By: Kishore Rawool, COE-Analytics, Tata Technologies
Data, data, everywhere—and that too in the range of petabytes and exabytes! Just to give an idea of what this appalling vastness of data is like: One petabyte is the amount of data generated in five years by 12 of NASA’s satellite systems for earth observation as well as their associated instruments and systems. Exabyte represents an even bigger measure of data. An avatar in the Puranas, with gigantic strides, measured the red earth and blue skies in just two steps, and was left with no place for a third step. Likewise, all words ever uttered by us humans can fit into roughly five exabytes.
Sensors and machines, humans, as well as business systems—in that order of importance—produce a voluminous amount of data (‘big data’) of the structured and unstructured kind. Extracting needles of new insights from such haystacks of data will help an organization make better decisions, resulting in more efficiency and revenues at less cost and risk. Conventional analytical tools the industry has grown up with find themselves ‘breathless and shell-shocked’ by the sheer volume of big data, its periodic spikes and, above all, high velocity. They also need to grapple with a potpourri of data—email, video, audio, log files and merging and managing this variety of data is no mean task. Responding to such data floods in real time therefore becomes a fine art requiring the services of accomplished practitioners, backed by advanced data analysis and presentation tools. In fact, it’s the big ask coming from today’s digital economy: the ability to process big data in real time, which involves continuous data input and output.
Big data analysis is increasingly trending towards real-time execution, away from batch processing. Although, at the moment, in terms of processing volumes, there is a 50:50 split between the two approaches. In batch processing, a non-real-time approach, data is collected over a certain period of time and processed as a group to produce batch results. Hadoop, an open-source framework has already captured the imagination of data experts since it is particularly suited for batch-oriented processing of huge data sets, most of all unstructured ones, something relational database servers were ill-prepared for. The animating force behind Hadoop is MapReduce, a software framework for speedier and simultaneous processing of data across several distributed servers (nodes).
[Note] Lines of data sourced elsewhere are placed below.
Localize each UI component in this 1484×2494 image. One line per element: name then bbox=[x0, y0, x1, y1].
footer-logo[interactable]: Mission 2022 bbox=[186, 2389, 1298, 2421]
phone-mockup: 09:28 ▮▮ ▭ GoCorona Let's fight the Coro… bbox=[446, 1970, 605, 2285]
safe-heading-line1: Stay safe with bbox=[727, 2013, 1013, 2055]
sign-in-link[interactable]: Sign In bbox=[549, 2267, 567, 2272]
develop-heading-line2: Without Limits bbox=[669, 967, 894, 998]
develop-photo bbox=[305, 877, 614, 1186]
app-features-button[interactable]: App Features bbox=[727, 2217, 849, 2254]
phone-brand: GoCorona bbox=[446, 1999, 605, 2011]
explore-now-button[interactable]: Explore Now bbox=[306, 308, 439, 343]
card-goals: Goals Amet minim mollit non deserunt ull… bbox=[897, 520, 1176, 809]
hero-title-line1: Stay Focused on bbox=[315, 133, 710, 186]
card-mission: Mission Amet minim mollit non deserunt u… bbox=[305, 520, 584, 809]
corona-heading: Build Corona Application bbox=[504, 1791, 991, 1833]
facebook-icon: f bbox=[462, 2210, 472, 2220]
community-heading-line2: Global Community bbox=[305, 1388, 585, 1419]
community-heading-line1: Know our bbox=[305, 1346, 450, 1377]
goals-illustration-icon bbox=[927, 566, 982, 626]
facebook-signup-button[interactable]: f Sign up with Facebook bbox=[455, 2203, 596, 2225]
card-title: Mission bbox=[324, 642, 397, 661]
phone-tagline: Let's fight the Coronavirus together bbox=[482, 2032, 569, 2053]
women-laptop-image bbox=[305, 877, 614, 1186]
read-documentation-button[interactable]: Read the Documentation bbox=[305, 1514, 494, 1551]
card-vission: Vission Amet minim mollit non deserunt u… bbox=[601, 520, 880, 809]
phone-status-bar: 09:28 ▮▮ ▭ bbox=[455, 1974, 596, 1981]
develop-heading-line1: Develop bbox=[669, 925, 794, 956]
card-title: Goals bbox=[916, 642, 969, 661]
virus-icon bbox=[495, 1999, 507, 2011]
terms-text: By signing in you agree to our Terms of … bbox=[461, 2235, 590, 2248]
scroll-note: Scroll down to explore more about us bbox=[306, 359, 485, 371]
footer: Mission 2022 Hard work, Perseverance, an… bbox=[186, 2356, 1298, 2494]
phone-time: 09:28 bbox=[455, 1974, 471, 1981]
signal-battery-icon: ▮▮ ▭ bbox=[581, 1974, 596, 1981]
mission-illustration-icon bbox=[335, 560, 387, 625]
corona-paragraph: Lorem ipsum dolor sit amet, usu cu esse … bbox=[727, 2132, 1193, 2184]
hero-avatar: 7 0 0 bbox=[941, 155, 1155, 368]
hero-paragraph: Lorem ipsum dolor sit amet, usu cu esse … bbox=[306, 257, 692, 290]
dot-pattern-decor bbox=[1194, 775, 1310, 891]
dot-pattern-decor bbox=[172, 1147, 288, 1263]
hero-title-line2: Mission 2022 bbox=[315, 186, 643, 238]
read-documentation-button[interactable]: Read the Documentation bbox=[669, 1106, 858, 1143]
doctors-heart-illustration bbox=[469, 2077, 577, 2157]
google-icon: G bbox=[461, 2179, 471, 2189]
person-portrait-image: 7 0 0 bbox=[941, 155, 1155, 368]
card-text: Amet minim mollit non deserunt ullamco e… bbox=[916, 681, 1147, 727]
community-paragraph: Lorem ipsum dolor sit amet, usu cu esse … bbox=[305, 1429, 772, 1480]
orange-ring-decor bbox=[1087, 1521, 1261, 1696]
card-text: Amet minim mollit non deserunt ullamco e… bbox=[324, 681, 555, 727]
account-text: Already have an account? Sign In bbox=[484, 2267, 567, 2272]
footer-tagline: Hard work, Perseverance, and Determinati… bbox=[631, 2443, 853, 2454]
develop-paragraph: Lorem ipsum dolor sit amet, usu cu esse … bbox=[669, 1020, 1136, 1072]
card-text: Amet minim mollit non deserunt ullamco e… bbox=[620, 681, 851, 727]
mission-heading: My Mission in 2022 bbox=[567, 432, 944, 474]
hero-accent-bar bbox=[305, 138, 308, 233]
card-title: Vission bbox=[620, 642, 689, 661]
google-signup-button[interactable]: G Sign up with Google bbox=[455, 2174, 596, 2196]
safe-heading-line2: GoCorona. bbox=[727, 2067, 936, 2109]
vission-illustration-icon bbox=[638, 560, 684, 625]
MapReduce has become almost another name for big data processing while Hadoop has seen widespread deployment including in commercial products. Even so, enterprises do feel the need to move from good to great. MapReduce is good, but is it great? Google, which developed MapReduce and then open-sourced it, has cast aside this programming model in favor of newer analytical tools that can cope with exponential increases in workload to the tune of petabytes. With MapReduce, it might even take hours to complete certain jobs. Hence, the industry feels there is a need to evolve beyond MapReduce’s much-touted properties. With strong in-memory features, Apache Spark, also designed to run on Hadoop, is emerging as a faster data processing engine of choice. It is ideal for faster, real-time querying of datasets in a matter of seconds!
Automated real-time data mining programs now have the capability to crawl over humongous data sets related to social networking and return relevant posts. As an example, a careful analysis of viewers’ actions on social media (e.g., rating, sharing, liking, retweeting), along with audience tuning data obtained from set top boxes, will reveal which television shows got viewers hooked and which didn’t. The real-time analytics train doesn’t stop there. The sentimental analysis algorithm goes over a social media post like a fine-tooth comb, at both sentence-level and at the level of smaller groupings of words, to decode the overall sentiment within it and label it as positive, neutral, or negative. This process of knowledge discovery is helped in no small way by recent advances in machine-learning. With a built-in capacity to learn and discover patterns in large data sets, machine-learning can cull more accurate results faster and without calling out for human intervention.
Insight-generation tools can score social media posts around TV shows, for instance, and finally work out weekly popularity charts for these shows. This makes it possible to ‘narrowcast’ (as different from ‘broadcast’) programs that tickle the taste buds of smaller segments and niche groups of viewers. Importantly, in this model of TV programming based on user-generated data, the viewer is not just getting an opportunity to talk back to the studio, but decides, more or less, what kind of shows get produced and what goes on the air. In sum, big data needs to move beyond text analysis of a previous era to a more fine-grained analysis that will arm businesses with deep and accurate information on subgroups, within the larger market, based on which they can tailor products and services that are relevant to such small groups.
The brave new big-data driven world also needs a host of big data experts at different levels to sustain it. These include Hadoop administrators and developers, specialists in Hadoop components (eg, Apache HBase), as well as data scientists who can apply the insights they have learnt to complex business situations.